There are many brands of ear tags. Each brand has their own applicator so be sure to match the applicator with the tags you are using. Tags can be bought online or ordered through rural stores. The smallest order size we have found is 10 tags.
- Vaccinate ewes with 6in1 (or 5in1) vaccine against clostridial diseases 4-6 weeks before lambing. The ewes will pass the antibodies to the lambs in the colostrum. This gives the lambs the some protection in the first four weeks after birth.
- Vaccinate lambs with 6in1 (or 5in1) vaccine at 4-6 weeks of age at lamb marking. This is the primer dose.
- Vaccinate lambs with Gudair at lamb marking or up to 16 weeks of age. This is a lifetime vaccination. The vaccine is dangerous if accidentally injected into humans. Lambs that will be slaughtered in first two years do not need Gudair vaccination.
- Give lambs a booster dose of 6in1 (or 5in1) vaccine 4-6 weeks after lamb marking (often done at weaning). This booster dose is essential for continuing immunity through the first year.
- Vaccinate all sheep with 6in1 (or 5in1) annually.
Lamb tails are docked to reduce risk of fly strike caused by dags collecting on long tails. This may be more of a problem for woolly sheep so there is a trend developing to not dock tails of shedding hair sheep.
The current best practice recommendation is to dock the tail at the third palpable joint from the base of the tail. This provides more sun protection for bare skin around the tail and is thought to reduce occurrence of anal and vaginal prolapse.
The most accessible option for small farmers is ring docking where a rubber ring is applied to the tail and the tail falls off 2-4 weeks later.
Castration is the process of removing a ram lamb’s testicles where the lamb will not be used for breeding. This can be done surgically or by applying a rubber ring. Care needs to be taken to get both testicles in the scrotum before applying the ring.

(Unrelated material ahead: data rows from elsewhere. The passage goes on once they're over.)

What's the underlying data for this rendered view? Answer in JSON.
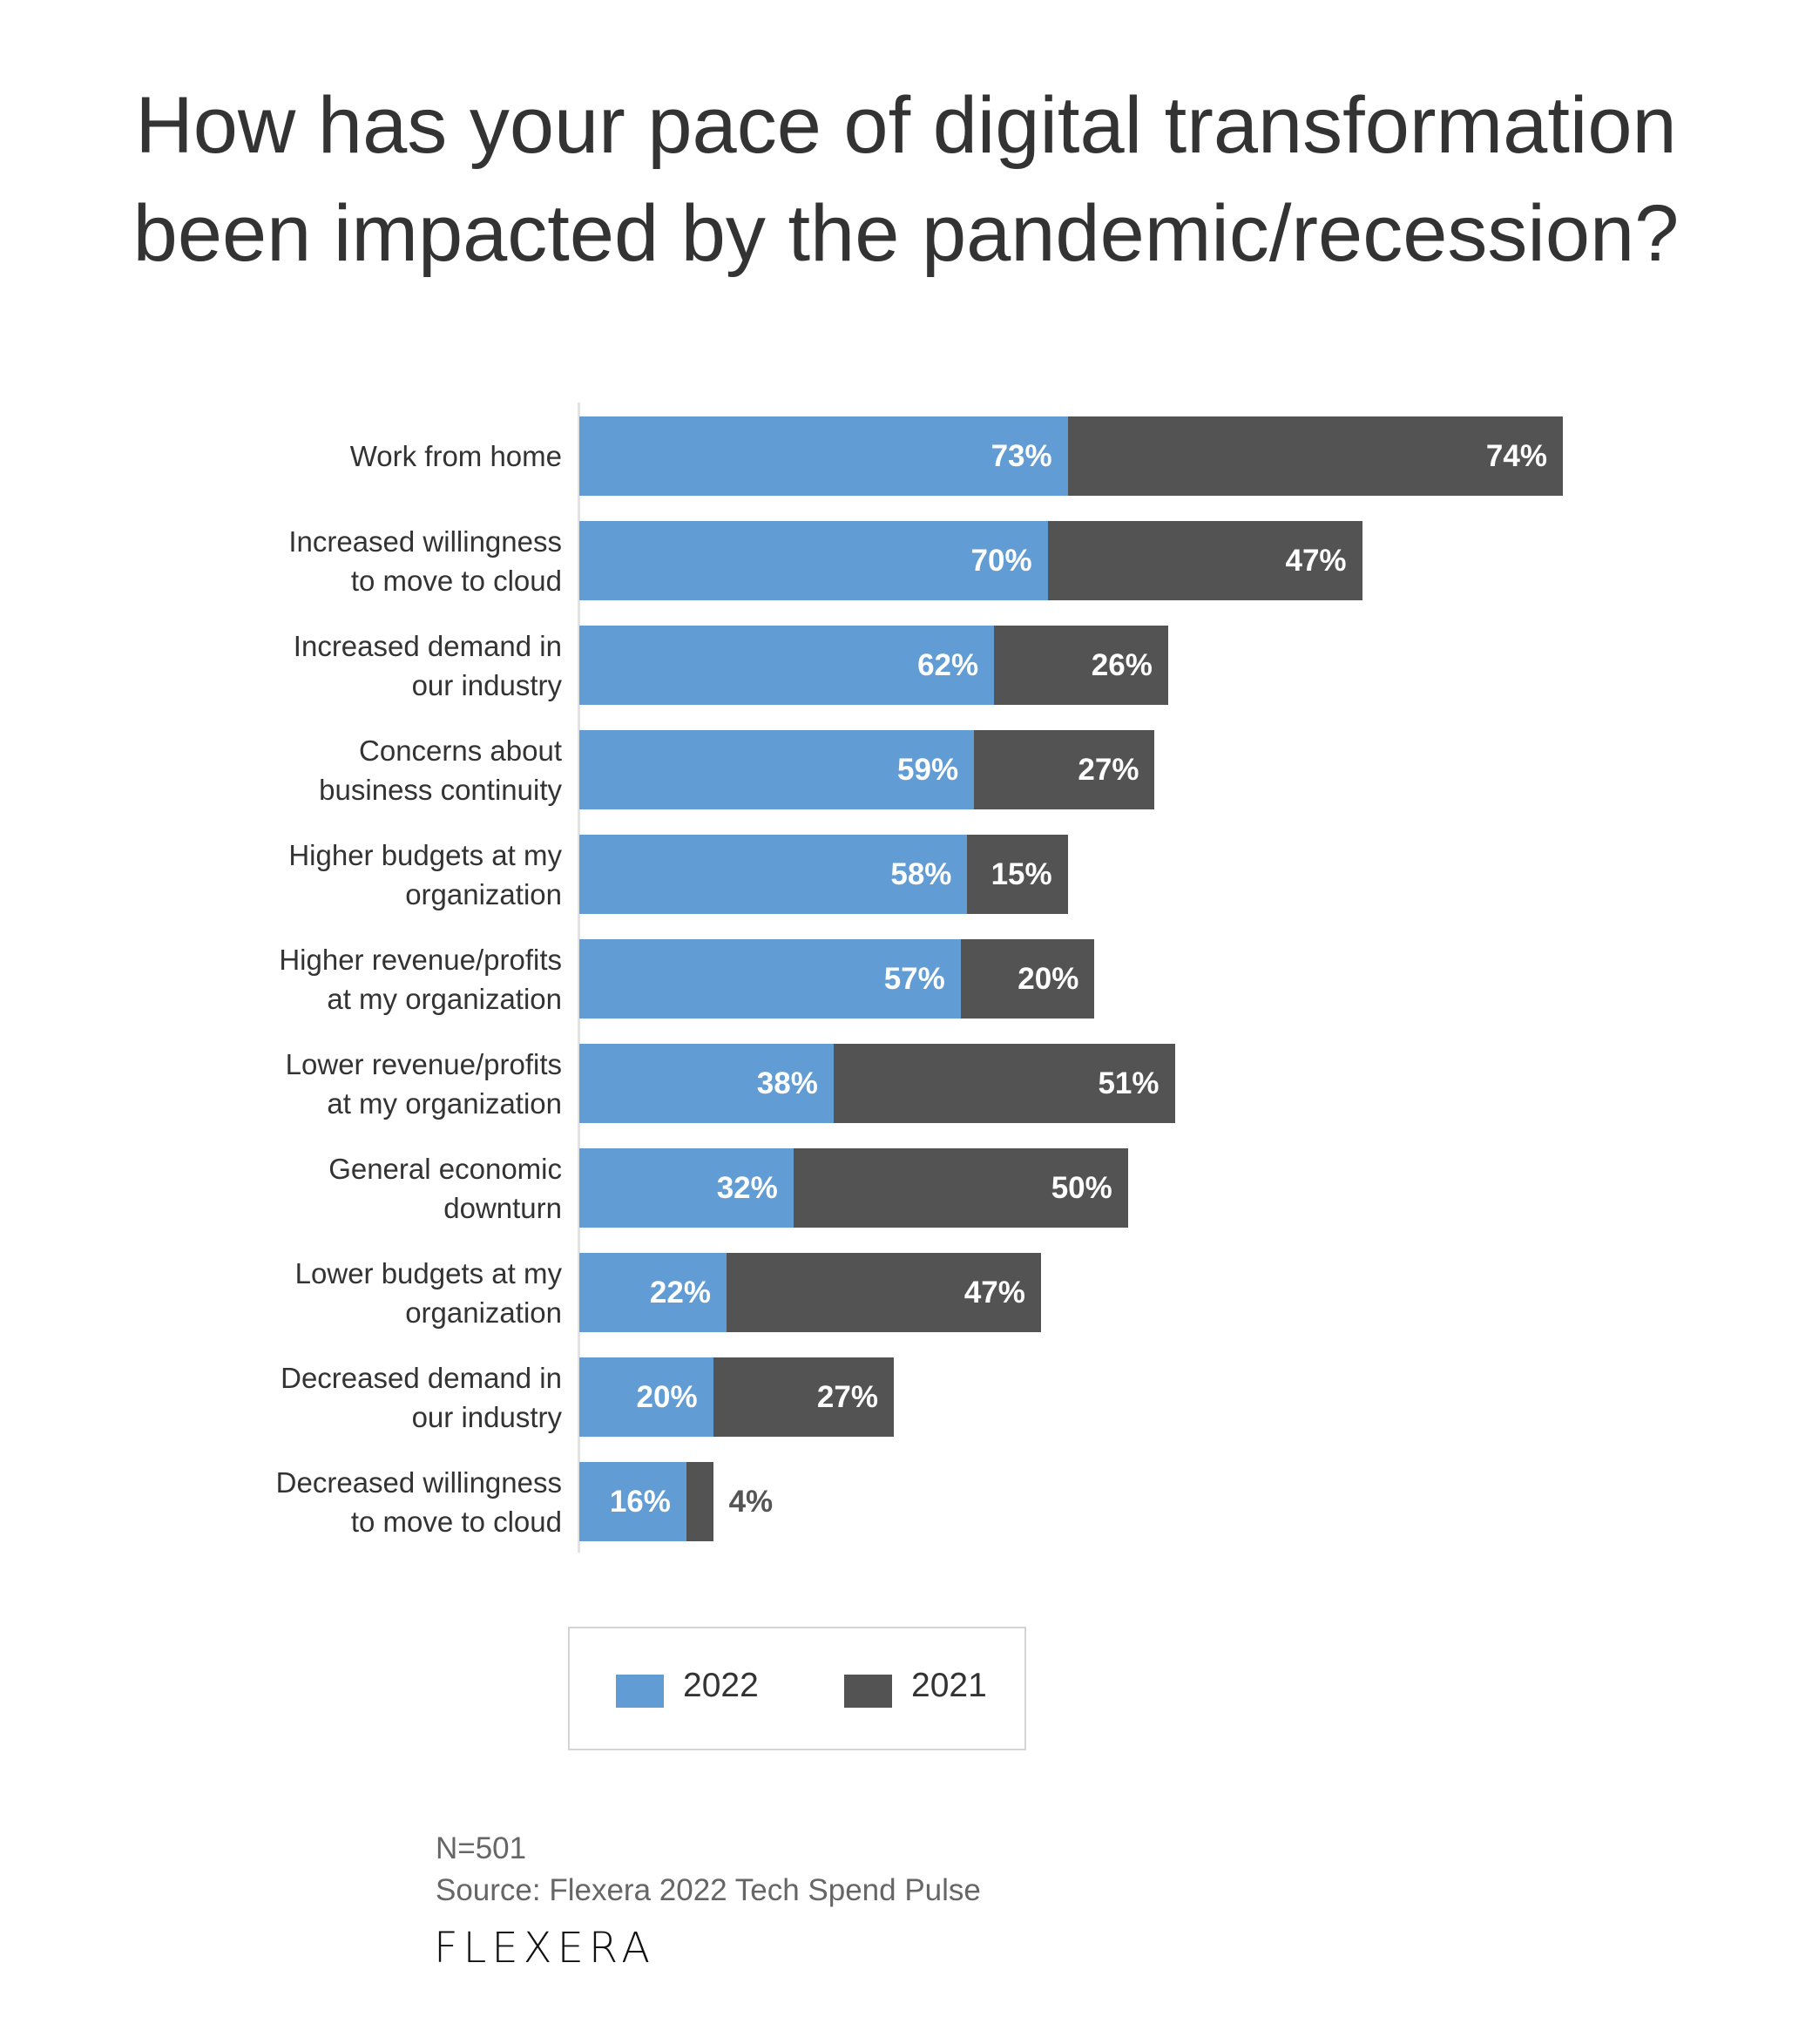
{
  "chart_data": {
    "type": "bar",
    "orientation": "horizontal",
    "stacked": true,
    "title": "How has your pace of digital transformation been impacted by the pandemic/recession?",
    "title_lines": [
      "How has your pace of digital transformation",
      "been impacted by the pandemic/recession?"
    ],
    "categories": [
      [
        "Work from home"
      ],
      [
        "Increased willingness",
        "to move to cloud"
      ],
      [
        "Increased demand in",
        "our industry"
      ],
      [
        "Concerns about",
        "business continuity"
      ],
      [
        "Higher budgets at my",
        "organization"
      ],
      [
        "Higher revenue/profits",
        "at my organization"
      ],
      [
        "Lower revenue/profits",
        "at my organization"
      ],
      [
        "General economic",
        "downturn"
      ],
      [
        "Lower budgets at my",
        "organization"
      ],
      [
        "Decreased demand in",
        "our industry"
      ],
      [
        "Decreased willingness",
        "to move to cloud"
      ]
    ],
    "series": [
      {
        "name": "2022",
        "color": "#619cd4",
        "values": [
          73,
          70,
          62,
          59,
          58,
          57,
          38,
          32,
          22,
          20,
          16
        ]
      },
      {
        "name": "2021",
        "color": "#535353",
        "values": [
          74,
          47,
          26,
          27,
          15,
          20,
          51,
          50,
          47,
          27,
          4
        ]
      }
    ],
    "value_suffix": "%",
    "legend": {
      "position": "bottom",
      "items": [
        "2022",
        "2021"
      ]
    },
    "grid": false
  },
  "footer": {
    "n": "N=501",
    "source": "Source: Flexera 2022 Tech Spend Pulse",
    "logo": "flexera"
  }
}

Where sheep will be sold off property, records need to be kept for all medications given. These should include date, which sheep received treatment, name of drug or chemical, dose, batch number and expiry date. These records can be on paper or digital. Various templates are available online.
Other records often made at lamb marking are weight, assessment of lamb structure and adherence to breed standards.
Post marking and weaning
After marking, lambs need to find their mothers (called mothering up). Some breeds are better at this than others. Look for any lambs and ewes that are ‘yelling’ after marking. Quite likely they have lost each other.
Lambs are typically weaned at about 12 weeks of age. This gives the ewes time to recover before joining. Weaning can be very noisy with lambs and ewes calling to each other. Don’t do it near the house! The weaning process will be much slower if the lambs and ewes share a fenceline.
Lambs are more susceptible to worms immediately after weaning. It is helpful to give them a drench and move them onto clean pasture to set them up well to keep growing. This is when they should also get their booster vaccination (6in1 or 5in1). Weaned lambs need the best pasture possible.
This workshop was organised by the Small Farms Network Capital Region committee. Our thanks go to veterinarians Peter and Penny Dagg for sharing their expertise and Ashleigh Wildridge for presenting information.